Chapter 9. Abuse and Trauma

Abstract
Safeguarding children and other vulnerable groups is a core element of social work. This chapter will introduce you to the key aspects of abuse and trauma with an emphasis on the psychological aspects rather than legislation, policy or practice pertaining to social work. We begin with a discussion on the question of intentionality and its role in defining abuse. The different categories of abuse, their characteristics and associated factors will be overviewed. Groups vulnerable to abuse will be examined, such as the increased risk of abuse faced by those with mental illness. Further, an ‘In focus’ piece on the abuse of disabled children will allow for greater elucidation of the mechanisms involved. Societal and cultural influences can be overlooked when attempting to understand the mechanisms involved in abuse and its perpetuation. A case study focussing on the Irish experience is given to illustrate how ‘society’ can be a factor in abuse; abuse which could be seen from within homes to institutions, reflecting the influence of societal attitudes and values in the perpetuation and denial of abuse. While a snapshot can only be offered, it is a powerful one illustrating how the role of attitudes towards women and children created and allowed for wide scale abuse. Of course, it would be unwise to think of this example as a one off. Values and attitudes, as we will see, play a powerful role in the construction of abuse and its perpetuation. The final section of the chapter gives greater focus to the perspective of those victimised, and the search for meaning and Post Traumatic Stress Disorder [PTSD] are explored.
Emma Zara O’Brien

Chapter 10. Social Psychology — B=F(P,E)

Abstract
Lewin’s famous equation captures the concept that our behaviour reflects, and is a function of, environment. Sociological perspectives consider the role of society and its effects. Social psychology is often seen as a crossover between psychology and sociology, an interdisciplinary bridge between the two.

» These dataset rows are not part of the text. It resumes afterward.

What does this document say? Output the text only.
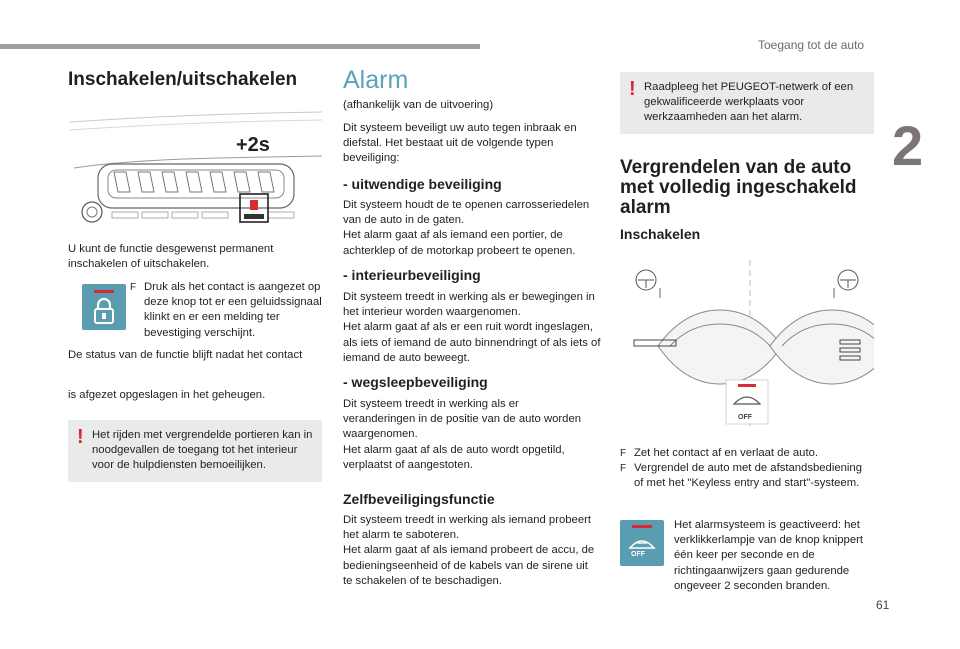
Toegang tot de auto
2
61
Inschakelen/uitschakelen
+2s

U kunt de functie desgewenst permanent inschakelen of uitschakelen.

F Druk als het contact is aangezet op deze knop tot er een geluidssignaal klinkt en er een melding ter bevestiging verschijnt.

De status van de functie blijft nadat het contact

is afgezet opgeslagen in het geheugen.

! Het rijden met vergrendelde portieren kan in noodgevallen de toegang tot het interieur voor de hulpdiensten bemoeilijken.

Alarm

(afhankelijk van de uitvoering)

Dit systeem beveiligt uw auto tegen inbraak en diefstal. Het bestaat uit de volgende typen beveiliging:

- uitwendige beveiliging

Dit systeem houdt de te openen carrosseriedelen van de auto in de gaten.
Het alarm gaat af als iemand een portier, de achterklep of de motorkap probeert te openen.

- interieurbeveiliging

Dit systeem treedt in werking als er bewegingen in het interieur worden waargenomen.
Het alarm gaat af als er een ruit wordt ingeslagen, als iets of iemand de auto binnendringt of als iets of iemand de auto beweegt.

- wegsleepbeveiliging

Dit systeem treedt in werking als er veranderingen in de positie van de auto worden waargenomen.
Het alarm gaat af als de auto wordt opgetild, verplaatst of aangestoten.

Zelfbeveiligingsfunctie

Dit systeem treedt in werking als iemand probeert het alarm te saboteren.
Het alarm gaat af als iemand probeert de accu, de bedieningseenheid of de kabels van de sirene uit te schakelen of te beschadigen.

! Raadpleeg het PEUGEOT-netwerk of een gekwalificeerde werkplaats voor werkzaamheden aan het alarm.

Vergrendelen van de auto met volledig ingeschakeld alarm
Inschakelen
OFF
F Zet het contact af en verlaat de auto.
F Vergrendel de auto met de afstandsbediening of met het "Keyless entry and start"-systeem.
OFF

Het alarmsysteem is geactiveerd: het verklikkerlampje van de knop knippert één keer per seconde en de richtingaanwijzers gaan gedurende ongeveer 2 seconden branden.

The field of social psychology studies how people influence our behaviour (social influence), how we think about and perceive our social world (social thinking and social perception) and how we behave towards other people (social relations). Social psychology can help to explain why people succumb to conditions of oppression and can teach us to collaborate with others. Social Psychology thus has the potential for applications in the field of social work, where social phenomena such as prejudice and discrimination are of concern; further, it acknowledges the relationship between attitude and behaviour that is fundamental in agitating for social change and justice.